Mit „Mein Junge“ hat Oliver Schrauwen (Verlag Reprodukt) einen Klassiker geschaffen. In ihm geht der (Über-)Vater, als das unerschütterliche, kraftstrotzende Lebensprinzip, mit dem hässlichen und kleinwüchsigen, hilfebedürftigen Sohn ins Museum für primitive Kunst sowie in den Zoo, dem Tier-Museum. Für den Sohn sind diese Besuche eine fürchterliche Bedrohung. Für den Vater ein Genuss. Von diesem Comic kann man sich nicht oft genug erschüttern lassen.

 

„Alte Meister“, Thomas Bernhard, gezeichnet von Mahler, Suhrkamp. Eine der besten Literaturadaptionen. Auch hier: Museum als sozialer Treff, um einen Abgleich mit dem Leben zu schaffen. Bei Bernhard, also im Roman, bleiben lediglich Francisco Goya und Egon Schiele als freie Künstler übrig, der Rest ist obrigkeitshöriger Zuckerguss, Kitsch und zu vernachlässigen.

 

„Im Museum. Archive des Zerfalls / Die Treppe zum Himmel“, Sascha Hommer & Jan-Federik Bandel, Reprodukt. Auch bereits ein Klassiker. Hier öffnet das Museum seine Wände, verzichtet also auf die Besitzwahrung und wird so zum Denkraum.

 

„Richter zeichen“, Alexander Roob, Salon Verlag.
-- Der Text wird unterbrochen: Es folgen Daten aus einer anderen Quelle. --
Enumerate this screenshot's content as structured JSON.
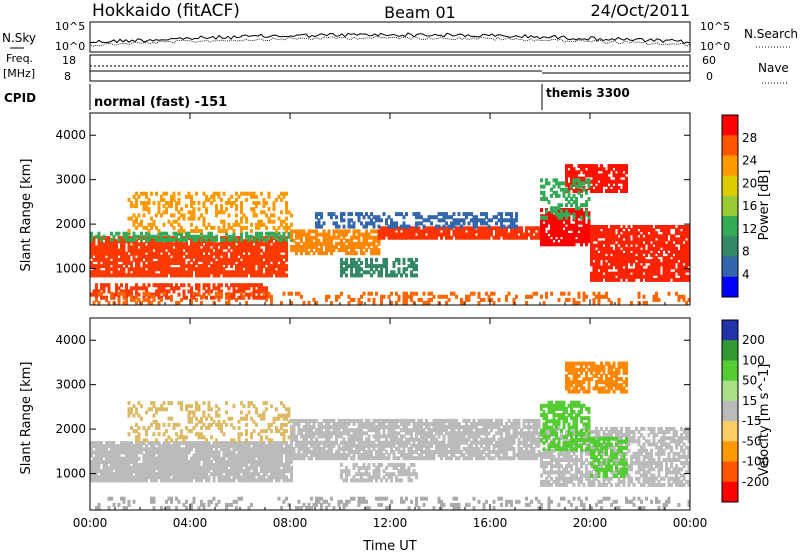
{
  "header": {
    "station": "Hokkaido (fitACF)",
    "beam": "Beam 01",
    "date": "24/Oct/2011"
  },
  "aux_labels": {
    "nsky": "N.Sky",
    "nsearch": "N.Search",
    "freq": "Freq.",
    "freq_unit": "[MHz]",
    "nave": "Nave",
    "cpid": "CPID",
    "cpid_left": "normal (fast) -151",
    "cpid_right": "themis 3300",
    "noise_ticks": [
      "10^5",
      "10^0"
    ],
    "freq_ticks": [
      "18",
      "8"
    ],
    "nave_ticks": [
      "60",
      "0"
    ]
  },
  "chart_data": [
    {
      "type": "heatmap",
      "name_key": "power",
      "xlabel": "",
      "ylabel": "Slant Range [km]",
      "x_ticks": [
        "00:00",
        "04:00",
        "08:00",
        "12:00",
        "16:00",
        "20:00",
        "00:00"
      ],
      "y_ticks": [
        "1000",
        "2000",
        "3000",
        "4000"
      ],
      "xlim_hours": [
        0,
        24
      ],
      "ylim_km": [
        180,
        4500
      ],
      "colorbar_label": "Power [dB]",
      "colorbar_ticks": [
        "28",
        "24",
        "20",
        "16",
        "12",
        "8",
        "4"
      ],
      "colorbar_colors": [
        "#ff0000",
        "#ff5500",
        "#ff9900",
        "#ddcc00",
        "#99cc33",
        "#33aa55",
        "#338866",
        "#3366aa",
        "#0000ff"
      ],
      "bands": [
        {
          "t0": 0,
          "t1": 7.8,
          "r0": 800,
          "r1": 1700,
          "color": "#ff3a00",
          "density": 0.85
        },
        {
          "t0": 0,
          "t1": 8,
          "r0": 1600,
          "r1": 1800,
          "color": "#33aa55",
          "density": 0.5
        },
        {
          "t0": 1.5,
          "t1": 8,
          "r0": 1800,
          "r1": 2700,
          "color": "#ff9900",
          "density": 0.35
        },
        {
          "t0": 0,
          "t1": 7,
          "r0": 300,
          "r1": 600,
          "color": "#ff3a00",
          "density": 0.6
        },
        {
          "t0": 8,
          "t1": 11.5,
          "r0": 1300,
          "r1": 1800,
          "color": "#ff8800",
          "density": 0.75
        },
        {
          "t0": 11.5,
          "t1": 18,
          "r0": 1650,
          "r1": 1900,
          "color": "#ff3300",
          "density": 0.9
        },
        {
          "t0": 9,
          "t1": 17,
          "r0": 1900,
          "r1": 2200,
          "color": "#3366aa",
          "density": 0.45
        },
        {
          "t0": 10,
          "t1": 13,
          "r0": 800,
          "r1": 1200,
          "color": "#338866",
          "density": 0.6
        },
        {
          "t0": 18,
          "t1": 20,
          "r0": 1500,
          "r1": 2300,
          "color": "#ff0000",
          "density": 0.85
        },
        {
          "t0": 20,
          "t1": 24,
          "r0": 700,
          "r1": 1900,
          "color": "#ff2200",
          "density": 0.8
        },
        {
          "t0": 19,
          "t1": 21.5,
          "r0": 2700,
          "r1": 3300,
          "color": "#ff1100",
          "density": 0.75
        },
        {
          "t0": 18,
          "t1": 20,
          "r0": 2100,
          "r1": 3000,
          "color": "#33aa55",
          "density": 0.35
        },
        {
          "t0": 0,
          "t1": 24,
          "r0": 180,
          "r1": 450,
          "color": "#ff6600",
          "density": 0.25
        }
      ]
    },
    {
      "type": "heatmap",
      "name_key": "velocity",
      "xlabel": "Time UT",
      "ylabel": "Slant Range [km]",
      "x_ticks": [
        "00:00",
        "04:00",
        "08:00",
        "12:00",
        "16:00",
        "20:00",
        "00:00"
      ],
      "y_ticks": [
        "1000",
        "2000",
        "3000",
        "4000"
      ],
      "xlim_hours": [
        0,
        24
      ],
      "ylim_km": [
        180,
        4500
      ],
      "colorbar_label": "Velocity [m s^-1]",
      "colorbar_ticks": [
        "200",
        "100",
        "50",
        "15",
        "-15",
        "-50",
        "-100",
        "-200"
      ],
      "colorbar_colors": [
        "#2233aa",
        "#339933",
        "#55cc33",
        "#aae088",
        "#bbbbbb",
        "#ffcc66",
        "#ff9900",
        "#ff5500",
        "#ff0000"
      ],
      "bands": [
        {
          "t0": 0,
          "t1": 8,
          "r0": 800,
          "r1": 1700,
          "color": "#bbbbbb",
          "density": 0.9
        },
        {
          "t0": 1.5,
          "t1": 8,
          "r0": 1700,
          "r1": 2600,
          "color": "#ddbb66",
          "density": 0.3
        },
        {
          "t0": 8,
          "t1": 18,
          "r0": 1300,
          "r1": 2200,
          "color": "#bbbbbb",
          "density": 0.8
        },
        {
          "t0": 10,
          "t1": 13,
          "r0": 800,
          "r1": 1200,
          "color": "#bbbbbb",
          "density": 0.6
        },
        {
          "t0": 18,
          "t1": 24,
          "r0": 700,
          "r1": 2000,
          "color": "#bbbbbb",
          "density": 0.6
        },
        {
          "t0": 18,
          "t1": 20,
          "r0": 1500,
          "r1": 2600,
          "color": "#55cc33",
          "density": 0.6
        },
        {
          "t0": 20,
          "t1": 21.5,
          "r0": 900,
          "r1": 1800,
          "color": "#55cc33",
          "density": 0.55
        },
        {
          "t0": 19,
          "t1": 21.5,
          "r0": 2800,
          "r1": 3500,
          "color": "#ff8800",
          "density": 0.7
        },
        {
          "t0": 0,
          "t1": 24,
          "r0": 180,
          "r1": 450,
          "color": "#aaaaaa",
          "density": 0.25
        }
      ]
    }
  ]
}
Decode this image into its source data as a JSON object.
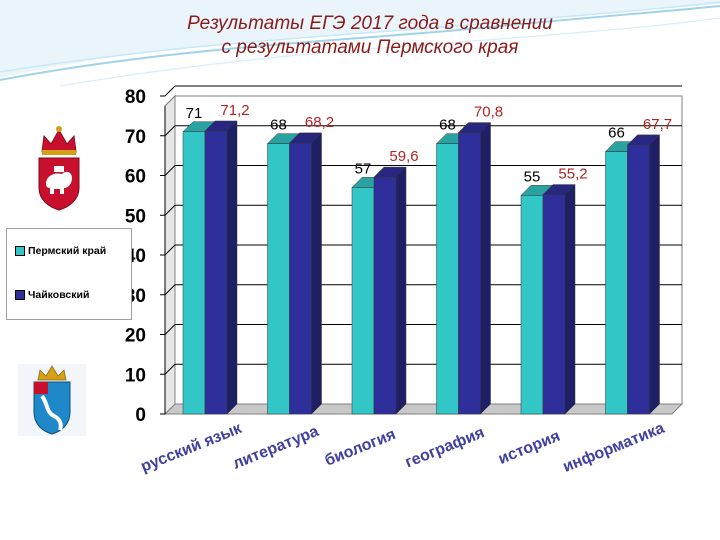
{
  "header": {
    "title_line1": "Результаты ЕГЭ 2017 года в сравнении",
    "title_line2": "с результатами Пермского края"
  },
  "colors": {
    "perm_krai": "#33c6c6",
    "chaikovsky": "#2f2f9c",
    "value_label_perm": "#000000",
    "value_label_chaikovsky": "#b22222",
    "title": "#8b1a1a"
  },
  "emblems": {
    "top": "perm-krai-coat-of-arms-icon",
    "bottom": "chaikovsky-coat-of-arms-icon"
  },
  "chart_data": {
    "type": "bar",
    "title": "Результаты ЕГЭ 2017 года в сравнении с результатами Пермского края",
    "categories": [
      "русский язык",
      "литература",
      "биология",
      "география",
      "история",
      "информатика"
    ],
    "series": [
      {
        "name": "Пермский край",
        "values": [
          71,
          68,
          57,
          68,
          55,
          66
        ],
        "labels": [
          "71",
          "68",
          "57",
          "68",
          "55",
          "66"
        ]
      },
      {
        "name": "Чайковский",
        "values": [
          71.2,
          68.2,
          59.6,
          70.8,
          55.2,
          67.7
        ],
        "labels": [
          "71,2",
          "68,2",
          "59,6",
          "70,8",
          "55,2",
          "67,7"
        ]
      }
    ],
    "ylim": [
      0,
      80
    ],
    "yticks": [
      "0",
      "10",
      "20",
      "30",
      "40",
      "50",
      "60",
      "70",
      "80"
    ],
    "grid": true,
    "legend": "left"
  }
}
Ein zeichnerisches Beispiel aus der freien Kunst zu einer Ausstellung von Gerhard Richter. Leider bleibt hier der Beigeschmack, dass Roob sich nur an Richter als mediales Ereignis dranhängt, um seine Zeichnungen aufzuwerten. Und das gelingt, wenn überhaupt, nur im Kunstbetriebskontext.